L'histoire du Marmat a été ponctuée de violence

L'histoire du Marmat a toujours été ponctuée de violence. Celle-ci fut malgré tout assez peu meurtrière comparée à d'autres parties du monde.

Les morts et les souffrances que causent les combats à ceux qui les mènent, font toujours une part négligeable quand on les compare à ce que nous appellerions aujourd'hui les « dommages collatéraux ». Ceux-ci recoupent les victimes civiles accidentelles, ou délibérément massacrées, pillées, affamées, abandonnées au froid ou aux épidémies. Si l'intention est le plus souvent d'exterminer, lorsqu'elle est absente, des masses d'hommes armés sont de toute façon presque toujours contraintes de continuer à tuer et à ravager simplement pour survivre, ou encore parce qu'elles ne peuvent plus assurer la survie de ceux qu'elles ont soumis.

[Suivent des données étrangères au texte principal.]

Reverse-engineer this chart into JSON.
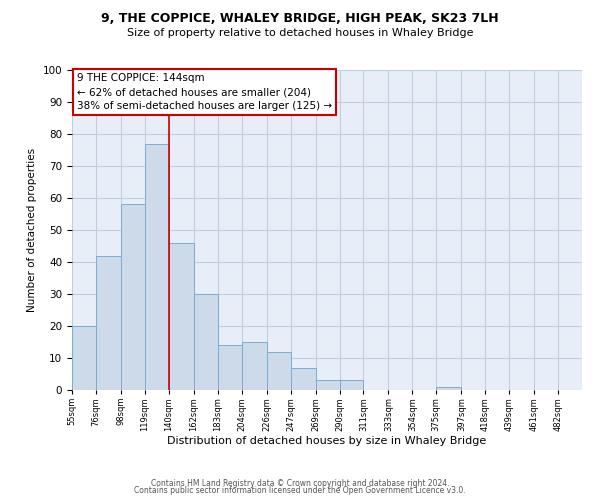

C'est ainsi que se fait l'Histoire, et que certainement la préhistoire s'est faite aussi. Comme il est fréquent dans les régions accidentées, où il suffit parfois de s'élever de quelques centaines de mètres pour échapper aux carnages, le Marmat connut beaucoup de combats mais peu d'exterminations.

Des communautés variées et successives ont cohabité par la force des armes. Après quelques temps, le combat passait dans les cœurs, entre la haine et l'estime pour l'ennemi irréductible, puis, nécessité faisant loi, des échanges succédaient à la guerre, tout aussi âpres pourtant, entre qui manquait de fourrage et qui manquait de minerai. Les hommes et les idées alors peu à peu se mêlaient et des yeux bleus finissaient par aguicher des yeux bridés.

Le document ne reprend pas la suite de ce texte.